Have you ever told yourself you “should exercise,” “should practice mindfulness meditation daily” or “should tackle that home project I have been putting off?” Or, perhaps you have told yourself, “I should complete that school/work assignment perfectly,” “should get the promotion” or “should look put together at all times.”

Some of these goals and expectations may be helpful, yet often when we use “should” we foster a sense of pressure, rigid rules, and move away from what we truly care about. You may tell yourself you should do something, but do you genuinely want to do it, and will it benefit you?

I have previously written about the unhelpful nature of comparison and how it is easy to get caught up in trying to measure up to others vs, focusing on what we value. Starting, or maintaining a meaningful behavior can be challenging and it can be even more difficult to maintain a sense of momentum if a behavior is based on a should. We often feel more motivated when behavior is meaningful to us and not based on what sounds good or what someone else may want us to do.

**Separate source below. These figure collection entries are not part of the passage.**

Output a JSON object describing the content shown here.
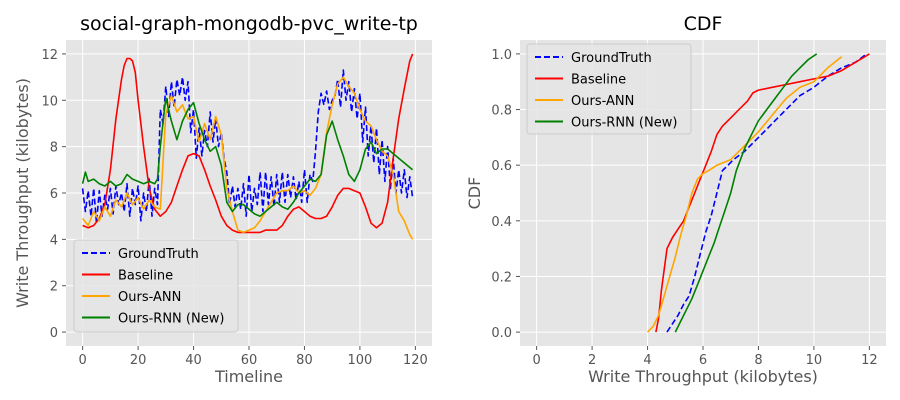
{
  "chart_data": [
    {
      "type": "line",
      "title": "social-graph-mongodb-pvc_write-tp",
      "xlabel": "Timeline",
      "ylabel": "Write Throughput (kilobytes)",
      "xlim": [
        -6,
        126
      ],
      "ylim": [
        -0.6,
        12.6
      ],
      "xticks": [
        0,
        20,
        40,
        60,
        80,
        100,
        120
      ],
      "yticks": [
        0,
        2,
        4,
        6,
        8,
        10,
        12
      ],
      "grid": true,
      "legend_position": "lower-left",
      "series": [
        {
          "name": "GroundTruth",
          "color": "#0000ff",
          "style": "dashed",
          "x": [
            0,
            1,
            2,
            3,
            4,
            5,
            6,
            7,
            8,
            9,
            10,
            11,
            12,
            13,
            14,
            15,
            16,
            17,
            18,
            19,
            20,
            21,
            22,
            23,
            24,
            25,
            26,
            27,
            28,
            29,
            30,
            31,
            32,
            33,
            34,
            35,
            36,
            37,
            38,
            39,
            40,
            41,
            42,
            43,
            44,
            45,
            46,
            47,
            48,
            49,
            50,
            51,
            52,
            53,
            54,
            55,
            56,
            57,
            58,
            59,
            60,
            61,
            62,
            63,
            64,
            65,
            66,
            67,
            68,
            69,
            70,
            71,
            72,
            73,
            74,
            75,
            76,
            77,
            78,
            79,
            80,
            81,
            82,
            83,
            84,
            85,
            86,
            87,
            88,
            89,
            90,
            91,
            92,
            93,
            94,
            95,
            96,
            97,
            98,
            99,
            100,
            101,
            102,
            103,
            104,
            105,
            106,
            107,
            108,
            109,
            110,
            111,
            112,
            113,
            114,
            115,
            116,
            117,
            118,
            119
          ],
          "y": [
            6.2,
            5.2,
            6.1,
            5.0,
            6.2,
            4.7,
            6.1,
            5.0,
            5.9,
            5.3,
            6.2,
            5.1,
            6.3,
            5.5,
            6.0,
            5.2,
            6.4,
            5.0,
            6.2,
            5.5,
            6.3,
            4.8,
            6.0,
            5.2,
            6.6,
            5.0,
            6.2,
            5.5,
            9.6,
            9.0,
            10.6,
            9.3,
            10.8,
            9.7,
            10.9,
            10.2,
            11.0,
            10.0,
            10.8,
            8.6,
            9.6,
            7.5,
            8.8,
            7.6,
            8.7,
            8.0,
            9.5,
            8.2,
            9.2,
            8.0,
            8.6,
            7.5,
            6.9,
            5.5,
            6.3,
            5.4,
            6.2,
            5.3,
            6.4,
            5.0,
            6.8,
            5.2,
            6.2,
            5.5,
            6.9,
            5.2,
            6.9,
            5.5,
            6.7,
            5.4,
            6.8,
            5.6,
            6.9,
            5.6,
            6.8,
            5.8,
            6.7,
            5.7,
            6.5,
            5.6,
            7.0,
            5.6,
            6.8,
            6.5,
            7.8,
            9.5,
            10.3,
            9.8,
            10.4,
            9.6,
            10.0,
            10.2,
            10.9,
            9.7,
            11.3,
            10.0,
            10.8,
            9.5,
            10.5,
            9.2,
            10.3,
            8.2,
            9.7,
            7.6,
            8.9,
            7.3,
            8.8,
            6.8,
            8.3,
            6.5,
            8.0,
            6.2,
            7.5,
            6.0,
            7.0,
            6.0,
            7.0,
            5.8,
            6.7,
            5.8
          ]
        },
        {
          "name": "Baseline",
          "color": "#ff0000",
          "style": "solid",
          "x": [
            0,
            2,
            4,
            6,
            8,
            10,
            12,
            14,
            15,
            16,
            17,
            18,
            19,
            20,
            22,
            24,
            26,
            28,
            30,
            32,
            34,
            36,
            38,
            40,
            42,
            44,
            46,
            48,
            50,
            52,
            54,
            56,
            58,
            60,
            62,
            64,
            66,
            68,
            70,
            72,
            74,
            76,
            78,
            80,
            82,
            84,
            86,
            88,
            90,
            92,
            94,
            96,
            98,
            100,
            102,
            104,
            106,
            108,
            110,
            112,
            114,
            116,
            118,
            119
          ],
          "y": [
            4.6,
            4.5,
            4.6,
            4.9,
            5.5,
            7.0,
            9.2,
            10.9,
            11.5,
            11.8,
            11.8,
            11.7,
            11.2,
            10.0,
            8.0,
            6.2,
            5.3,
            5.0,
            5.2,
            5.6,
            6.3,
            7.0,
            7.6,
            7.7,
            7.6,
            7.0,
            6.3,
            5.7,
            5.0,
            4.6,
            4.4,
            4.3,
            4.3,
            4.3,
            4.3,
            4.3,
            4.4,
            4.4,
            4.4,
            4.6,
            5.0,
            5.3,
            5.4,
            5.2,
            5.0,
            4.9,
            4.9,
            5.0,
            5.4,
            5.9,
            6.2,
            6.2,
            6.1,
            6.0,
            5.4,
            4.7,
            4.5,
            4.7,
            5.6,
            7.5,
            9.2,
            10.5,
            11.7,
            12.0
          ]
        },
        {
          "name": "Ours-ANN",
          "color": "#ffa500",
          "style": "solid",
          "x": [
            0,
            2,
            4,
            6,
            8,
            10,
            12,
            14,
            16,
            18,
            20,
            22,
            24,
            26,
            28,
            30,
            32,
            34,
            36,
            38,
            40,
            42,
            44,
            46,
            48,
            50,
            52,
            54,
            56,
            58,
            60,
            62,
            64,
            66,
            68,
            70,
            72,
            74,
            76,
            78,
            80,
            82,
            84,
            86,
            88,
            90,
            92,
            94,
            96,
            98,
            100,
            102,
            104,
            106,
            108,
            110,
            112,
            114,
            116,
            118,
            119
          ],
          "y": [
            4.9,
            4.6,
            5.2,
            4.8,
            5.4,
            5.0,
            5.7,
            5.4,
            6.0,
            5.5,
            5.8,
            5.3,
            5.7,
            5.4,
            5.3,
            9.4,
            10.2,
            9.5,
            9.8,
            9.2,
            9.3,
            8.2,
            9.0,
            8.3,
            9.3,
            8.5,
            6.2,
            5.2,
            4.4,
            4.3,
            4.4,
            4.5,
            4.8,
            5.2,
            5.6,
            6.0,
            6.1,
            6.1,
            6.3,
            6.0,
            6.1,
            5.9,
            6.2,
            6.8,
            8.6,
            9.8,
            10.7,
            11.0,
            10.6,
            10.3,
            9.6,
            9.1,
            8.9,
            8.3,
            7.8,
            7.6,
            6.8,
            5.2,
            4.8,
            4.2,
            4.0
          ]
        },
        {
          "name": "Ours-RNN (New)",
          "color": "#008000",
          "style": "solid",
          "x": [
            0,
            1,
            2,
            4,
            6,
            8,
            10,
            12,
            14,
            16,
            18,
            20,
            22,
            24,
            26,
            27,
            28,
            30,
            32,
            34,
            36,
            38,
            40,
            42,
            44,
            46,
            48,
            50,
            52,
            54,
            56,
            58,
            60,
            62,
            64,
            66,
            68,
            70,
            72,
            74,
            76,
            78,
            80,
            82,
            84,
            86,
            88,
            90,
            92,
            94,
            96,
            98,
            100,
            102,
            104,
            106,
            108,
            110,
            112,
            114,
            116,
            118,
            119
          ],
          "y": [
            6.4,
            6.9,
            6.5,
            6.6,
            6.4,
            6.3,
            6.5,
            6.3,
            6.4,
            6.8,
            6.6,
            6.5,
            6.4,
            6.5,
            6.4,
            6.6,
            8.0,
            10.1,
            9.1,
            8.3,
            9.1,
            9.6,
            9.9,
            9.0,
            8.3,
            7.8,
            8.0,
            7.2,
            5.6,
            5.2,
            5.5,
            5.5,
            5.3,
            5.1,
            5.0,
            5.2,
            5.4,
            5.6,
            5.4,
            5.3,
            5.6,
            6.0,
            6.3,
            6.6,
            6.5,
            6.8,
            8.5,
            9.1,
            8.3,
            7.6,
            6.8,
            6.5,
            7.0,
            7.9,
            8.2,
            7.7,
            7.9,
            7.9,
            7.7,
            7.5,
            7.3,
            7.1,
            7.0
          ]
        }
      ]
    },
    {
      "type": "line",
      "title": "CDF",
      "xlabel": "Write Throughput (kilobytes)",
      "ylabel": "CDF",
      "xlim": [
        -0.6,
        12.6
      ],
      "ylim": [
        -0.05,
        1.05
      ],
      "xticks": [
        0,
        2,
        4,
        6,
        8,
        10,
        12
      ],
      "yticks": [
        0.0,
        0.2,
        0.4,
        0.6,
        0.8,
        1.0
      ],
      "ytick_labels": [
        "0.0",
        "0.2",
        "0.4",
        "0.6",
        "0.8",
        "1.0"
      ],
      "grid": true,
      "legend_position": "upper-left",
      "series": [
        {
          "name": "GroundTruth",
          "color": "#0000ff",
          "style": "dashed",
          "x": [
            4.7,
            4.9,
            5.1,
            5.3,
            5.5,
            5.7,
            5.9,
            6.1,
            6.3,
            6.5,
            6.7,
            6.9,
            7.1,
            7.5,
            8.0,
            8.5,
            9.0,
            9.5,
            10.0,
            10.5,
            11.0,
            11.5,
            11.9
          ],
          "y": [
            0.0,
            0.03,
            0.06,
            0.1,
            0.13,
            0.2,
            0.28,
            0.36,
            0.42,
            0.5,
            0.58,
            0.6,
            0.62,
            0.65,
            0.7,
            0.75,
            0.8,
            0.85,
            0.88,
            0.92,
            0.95,
            0.97,
            1.0
          ]
        },
        {
          "name": "Baseline",
          "color": "#ff0000",
          "style": "solid",
          "x": [
            4.3,
            4.4,
            4.5,
            4.7,
            4.9,
            5.1,
            5.3,
            5.5,
            5.7,
            5.9,
            6.1,
            6.3,
            6.5,
            6.7,
            7.0,
            7.3,
            7.6,
            7.8,
            8.0,
            8.5,
            9.0,
            9.5,
            10.0,
            10.5,
            11.0,
            11.5,
            12.0
          ],
          "y": [
            0.0,
            0.05,
            0.15,
            0.3,
            0.34,
            0.37,
            0.4,
            0.45,
            0.5,
            0.55,
            0.6,
            0.65,
            0.71,
            0.74,
            0.77,
            0.8,
            0.83,
            0.86,
            0.87,
            0.88,
            0.89,
            0.9,
            0.91,
            0.92,
            0.94,
            0.97,
            1.0
          ]
        },
        {
          "name": "Ours-ANN",
          "color": "#ffa500",
          "style": "solid",
          "x": [
            4.0,
            4.2,
            4.4,
            4.6,
            4.8,
            5.0,
            5.2,
            5.4,
            5.6,
            5.8,
            6.0,
            6.2,
            6.5,
            7.0,
            7.5,
            8.0,
            8.5,
            9.0,
            9.5,
            10.0,
            10.5,
            11.0
          ],
          "y": [
            0.0,
            0.02,
            0.06,
            0.13,
            0.2,
            0.27,
            0.35,
            0.42,
            0.5,
            0.55,
            0.57,
            0.58,
            0.6,
            0.62,
            0.67,
            0.72,
            0.78,
            0.84,
            0.88,
            0.9,
            0.95,
            0.99
          ]
        },
        {
          "name": "Ours-RNN (New)",
          "color": "#008000",
          "style": "solid",
          "x": [
            5.0,
            5.2,
            5.4,
            5.6,
            5.8,
            6.0,
            6.2,
            6.4,
            6.6,
            6.8,
            7.0,
            7.2,
            7.5,
            7.8,
            8.0,
            8.3,
            8.6,
            8.9,
            9.2,
            9.5,
            9.8,
            10.1
          ],
          "y": [
            0.0,
            0.04,
            0.08,
            0.12,
            0.17,
            0.22,
            0.27,
            0.32,
            0.38,
            0.44,
            0.5,
            0.58,
            0.66,
            0.72,
            0.76,
            0.8,
            0.84,
            0.88,
            0.92,
            0.95,
            0.98,
            1.0
          ]
        }
      ]
    }
  ]
}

To practice shifting from shoulds to values-based action, first nonjudgmentally notice and name your thoughts and expectations. Are you telling yourself you should be doing something or should be doing it a certain way? If so, curiously ask yourself if the should is helpful to you in the moment or perhaps is based on habit, comparison, or a rigid rule.

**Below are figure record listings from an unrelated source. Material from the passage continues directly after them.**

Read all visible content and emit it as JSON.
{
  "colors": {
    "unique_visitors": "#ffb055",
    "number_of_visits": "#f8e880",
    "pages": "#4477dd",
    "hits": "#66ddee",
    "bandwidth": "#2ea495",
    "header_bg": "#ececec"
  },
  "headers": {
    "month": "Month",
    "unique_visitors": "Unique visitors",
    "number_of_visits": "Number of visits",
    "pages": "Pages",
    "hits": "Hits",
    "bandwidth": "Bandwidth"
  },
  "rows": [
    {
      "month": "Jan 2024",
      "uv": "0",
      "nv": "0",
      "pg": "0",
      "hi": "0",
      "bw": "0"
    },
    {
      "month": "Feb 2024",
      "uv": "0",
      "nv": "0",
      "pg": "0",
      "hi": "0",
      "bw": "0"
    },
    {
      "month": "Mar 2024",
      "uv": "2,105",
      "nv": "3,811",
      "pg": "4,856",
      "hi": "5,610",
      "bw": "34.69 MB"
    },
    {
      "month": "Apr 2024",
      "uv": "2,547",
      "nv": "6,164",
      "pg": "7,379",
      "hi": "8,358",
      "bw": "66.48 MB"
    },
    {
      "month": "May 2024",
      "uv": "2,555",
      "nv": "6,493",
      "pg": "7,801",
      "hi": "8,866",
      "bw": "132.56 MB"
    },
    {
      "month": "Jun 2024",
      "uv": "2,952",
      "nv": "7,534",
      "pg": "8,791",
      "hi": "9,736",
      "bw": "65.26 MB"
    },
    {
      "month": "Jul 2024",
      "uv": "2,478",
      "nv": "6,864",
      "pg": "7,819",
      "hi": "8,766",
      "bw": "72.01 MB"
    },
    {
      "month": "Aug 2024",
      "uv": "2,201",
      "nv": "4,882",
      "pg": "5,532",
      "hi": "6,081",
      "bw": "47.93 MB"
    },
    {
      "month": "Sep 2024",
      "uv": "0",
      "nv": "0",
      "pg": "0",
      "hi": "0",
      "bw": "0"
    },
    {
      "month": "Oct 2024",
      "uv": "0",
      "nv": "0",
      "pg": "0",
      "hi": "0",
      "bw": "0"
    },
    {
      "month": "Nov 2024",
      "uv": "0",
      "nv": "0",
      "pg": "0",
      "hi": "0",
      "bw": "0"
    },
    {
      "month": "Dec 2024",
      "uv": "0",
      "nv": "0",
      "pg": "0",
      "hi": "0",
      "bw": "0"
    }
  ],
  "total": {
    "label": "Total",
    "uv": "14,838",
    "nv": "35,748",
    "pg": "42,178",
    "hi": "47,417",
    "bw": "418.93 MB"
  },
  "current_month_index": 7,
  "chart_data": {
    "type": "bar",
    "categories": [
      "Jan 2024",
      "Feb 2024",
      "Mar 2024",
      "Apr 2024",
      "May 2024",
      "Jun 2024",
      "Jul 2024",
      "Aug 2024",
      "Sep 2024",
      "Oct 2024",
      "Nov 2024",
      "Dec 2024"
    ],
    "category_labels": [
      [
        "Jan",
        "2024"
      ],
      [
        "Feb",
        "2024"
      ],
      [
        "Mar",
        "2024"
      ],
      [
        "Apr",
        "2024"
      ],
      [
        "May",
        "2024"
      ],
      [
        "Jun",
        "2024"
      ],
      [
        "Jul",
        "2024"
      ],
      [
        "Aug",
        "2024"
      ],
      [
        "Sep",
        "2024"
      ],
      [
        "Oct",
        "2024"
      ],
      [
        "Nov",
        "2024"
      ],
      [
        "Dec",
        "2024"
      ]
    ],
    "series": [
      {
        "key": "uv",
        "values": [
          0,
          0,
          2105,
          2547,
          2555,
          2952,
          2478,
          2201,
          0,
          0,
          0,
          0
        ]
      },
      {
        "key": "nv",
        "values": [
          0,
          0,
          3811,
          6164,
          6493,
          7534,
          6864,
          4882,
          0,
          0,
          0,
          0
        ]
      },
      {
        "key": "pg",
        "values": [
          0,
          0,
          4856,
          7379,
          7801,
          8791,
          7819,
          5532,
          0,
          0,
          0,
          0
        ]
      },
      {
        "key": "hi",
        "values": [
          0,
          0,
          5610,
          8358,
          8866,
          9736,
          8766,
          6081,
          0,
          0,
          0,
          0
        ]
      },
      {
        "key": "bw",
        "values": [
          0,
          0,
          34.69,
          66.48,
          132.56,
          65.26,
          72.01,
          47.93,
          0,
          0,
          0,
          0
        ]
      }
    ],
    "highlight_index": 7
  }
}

Second, cultivate more neutral and balanced thinking. If you are rigidly telling yourself you should be a certain way that doesn’t leave room for balance or humanness, actively practice bringing to mind alternative thoughts that strike a middle point. For example, you may shift from “I should perform perfectly” to “I will put in effort and do what I can in the moment.”

Also, practice shifting from focusing on shoulds to acknowledging what you appreciate or value about yourself or even something you feel neutral about. For example, perhaps you appreciate your kind nature, thoughtfulness, or curiosity. Take time to acknowledge these qualities.

Next, take some time to consider what you value. What feels meaningful and important to you? Values are subjective. For example, you do not need to value “fitness” just because it sounds good and it seems like something you should value. Maybe you don’t care about fitness and value learning. That’s fine. There is no right or wrong, no good or bad value. You are simply aiming to clarify your values.

Finally, once you have more clarity about your values, pick one value and create a realistic and specific goal that aligns with it and will move you in the direction of your value. It is okay, and often helpful, to start small. If one of your values is learning, you could set a goal of starting to read a new book within the next week.

And remember to “Stop shoulding on yourself!”